Last week we blogged about the growing awareness of the wisdom of letting pregnant women take their time in labor, instead of rushing them into a cesarean section. This week, there’s more good news on the child delivery front: Hospitals are cutting down on early deliveries.
As reported in the Los Angeles Times, pressure from employers, government officials and patient-safety advocates has prompted hospitals to dissuade women from choosing to deliver early, in favor of waiting for nature to take its course.
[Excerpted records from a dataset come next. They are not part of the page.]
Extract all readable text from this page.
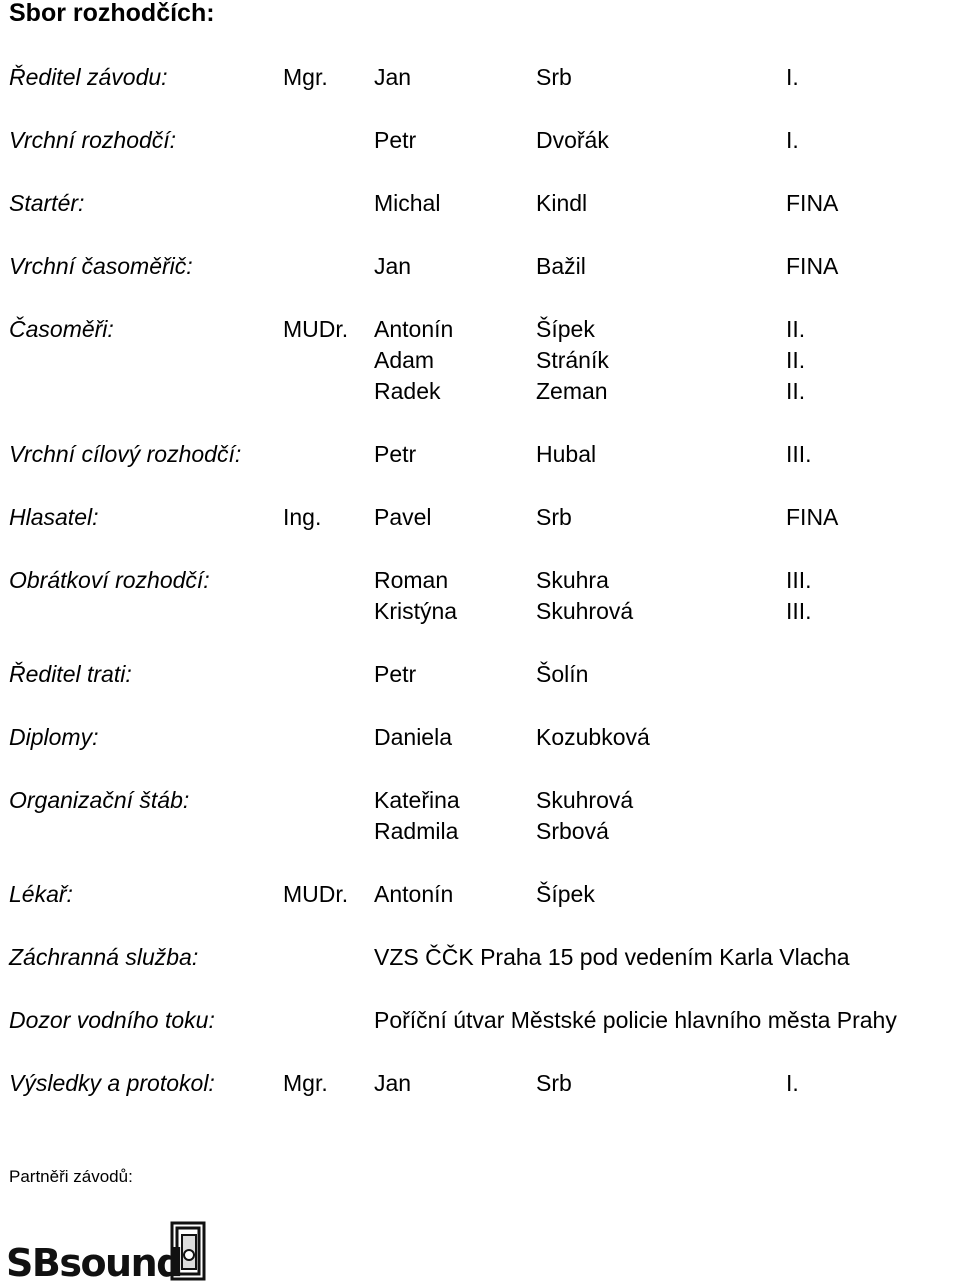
Sbor rozhodčích:
Ředitel závodu:	Mgr. Jan	Srb	I.
Vrchní rozhodčí:	Petr	Dvořák	I.
Startér:	Michal	Kindl	FINA
Vrchní časoměřič:	Jan	Bažil	FINA
Časoměři:	MUDr. Antonín	Šípek	II.
Adam	Stráník	II.
Radek	Zeman	II.
Vrchní cílový rozhodčí:	Petr	Hubal	III.
Hlasatel:	Ing. Pavel	Srb	FINA
Obrátkoví rozhodčí:	Roman	Skuhra	III.
Kristýna	Skuhrová	III.
Ředitel trati:	Petr	Šolín
Diplomy:	Daniela	Kozubková
Organizační štáb:	Kateřina	Skuhrová
Radmila	Srbová
Lékař:	MUDr. Antonín	Šípek
Záchranná služba:	VZS ČČK Praha 15 pod vedením Karla Vlacha
Dozor vodního toku:	Poříční útvar Městské policie hlavního města Prahy
Výsledky a protokol:	Mgr. Jan	Srb	I.
Partněři závodů:
SBsound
Last year, deliveries before 39 weeks without a medical reason numbered about 4.6 in 100; in 2010, the ratio was 17 in 100.
The survey of nearly 1,000 U.S. hospitals was sponsored by The Leapfrog Group, a nonprofit organization of businesses that promotes high-quality, cost-effective health care that we’ve mentioned before, primarily in blogs about hospital ratings.
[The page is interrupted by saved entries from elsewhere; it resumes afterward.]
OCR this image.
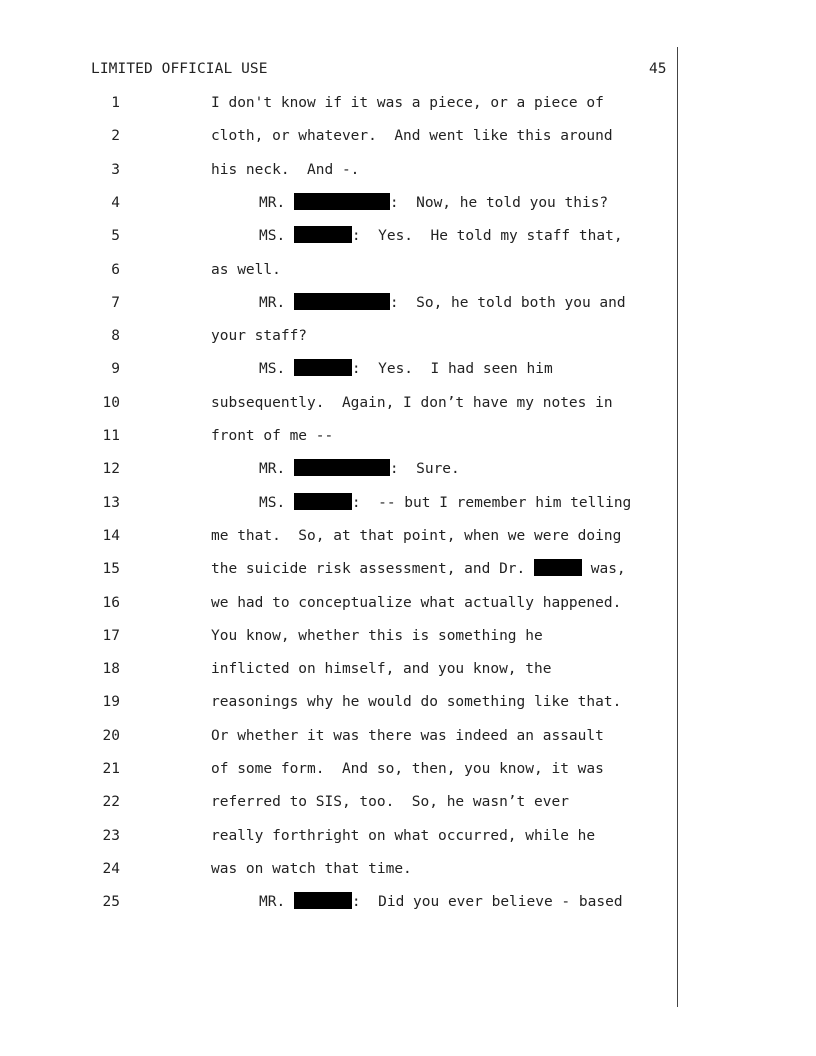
LIMITED OFFICIAL USE	45
1	I don't know if it was a piece, or a piece of
2	cloth, or whatever.  And went like this around
3	his neck.  And -.
4	MR.	:  Now, he told you this?
5	MS.	:  Yes.  He told my staff that,
6	as well.
7	MR.	:  So, he told both you and
8	your staff?
9	MS.	:  Yes.  I had seen him
10	subsequently.  Again, I don’t have my notes in
11	front of me --
12	MR.	:  Sure.
13	MS.	:  -- but I remember him telling
14	me that.  So, at that point, when we were doing
15	the suicide risk assessment, and Dr.	was,
16	we had to conceptualize what actually happened.
17	You know, whether this is something he
18	inflicted on himself, and you know, the
19	reasonings why he would do something like that.
20	Or whether it was there was indeed an assault
21	of some form.  And so, then, you know, it was
22	referred to SIS, too.  So, he wasn’t ever
23	really forthright on what occurred, while he
24	was on watch that time.
25	MR.	:  Did you ever believe - based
Delivering a child early when there’s no medical reason to do so is a bad idea for several reasons. Potential complications for the baby include breathing and feeding problems, and infections. According to The Times, the rate of infant mortality in the first year increases by half for such early births compared with full-term babies.
Many parents, as we noted last week, schedule delivery for their convenience, which raises the probability of a cesarean section. Like all surgeries, C-sections present the risk of complications, in this case for the mother. And they’re expensive – it’s estimated that unnecessary early C-sections increase health-care costs by as much as $1 billion every year.
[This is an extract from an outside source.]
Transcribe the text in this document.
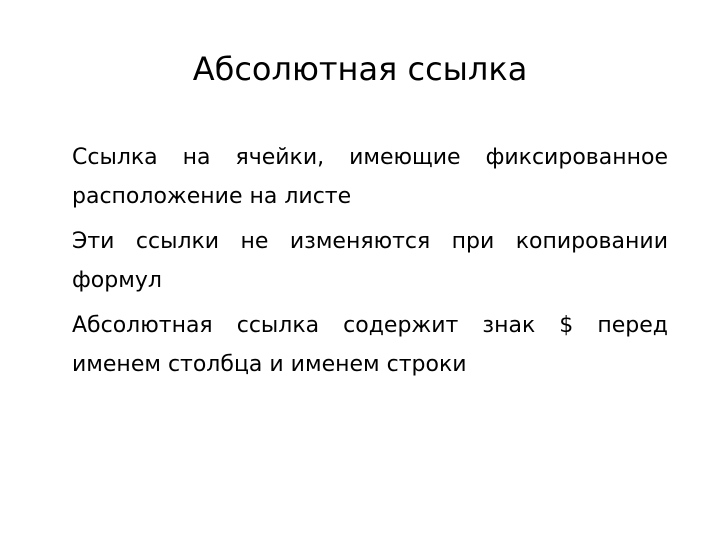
Абсолютная ссылка
Ссылка на ячейки, имеющие фиксированное расположение на листе
Эти ссылки не изменяются при копировании формул
Абсолютная ссылка содержит знак $ перед именем столбца и именем строки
Leapfrog would like to see a hospital’s ratio of early deliveries at around 5 in 100; about 1 in 3 of the hospitals in its survey were above that, some by a significant margin. (Link to the Leapfrog report here to see how your hospital delivered the delivery numbers.)
But the overall result is one of what seems like few positive developments recently in health care. As The Times wrote, “[T]he swift improvement overall stands out compared to efforts to fix other long-standing quality and cost problems inside hospitals. Despite public attention and industry efforts, the incidence of medical errors, preventable infections and readmissions often remains stubbornly high.”
Leapfrog was instrumental, it seems, in prompting the change. It began publicly reporting maternity data several years ago, and now, under the patient safety promise of the Affordable Care Act (“Obamacare”), such data is being collected from hospitals nationwide.
The scrutiny, says The Times, has prompted many hospitals to adopt “hard-stop” policies that prohibit doctors from scheduling deliveries earlier than 39 weeks if there is no medical reason.
Health insurers, of course, are also players here, because it hits them in the wallet. Some insurance plans and government health programs won’t pay for early-elective deliveries.
And money is the reason why some hospitals are reluctant to adopt the best practice of full-term delivery: Leah Binder, chief executive of the nonprofit Leapfrog, said some hospitals are slow responders because admissions to the neonatal-intensive-care unit (NICU) and longer stays there boost the bottom line. (You can view data on individual hospitals on the Leapfrog website.)
The medical science is indisputable, but the cultural response lags. The Times interviewed Dr. Parissa Moradi, an ob-gyn at a Los Angeles ambulatory care center, who said that as many as 1 in 5 of her expectant mothers ask for early “social” deliveries.
“It’s mostly because they get tired of being pregnant,” Moradi told the paper. “I personally don’t like to do social deliveries before full term. I tell them all the risks involved and they can go somewhere else.”
Dignity Health, a large national hospital chain, adopted a “hard-stop” policy in 2012. Its rate of early-elective deliveries went from 7 in 100 in 2011 to less than 1 in 100 the next year. Dr. Robert Wiebe, Dignity’s chief medical officer, told The Times that because obstetricians usually aren’t involved in newborn care, many “don’t always know the consequences of early-elective delivery or they underestimate the risk.”
That seems a bit too compartmentalized, at best, and disingenuous at worst.
But Wiebe did say that sometimes doctors could be as much a part of the early-delivery problem as patients. He said it had been common for some to move up delivery dates to accommodate their travel schedules. And that their patients would be OK with that because they had developed a strong bond with that doctor.
“They are all seemingly legitimate reasons on the surface,” Wiebe told The Times, “but if you understand the risk to the baby it’s not the right thing to do.”
No, it’s not. And it’s deeply gratifying to know that more and more people understand that.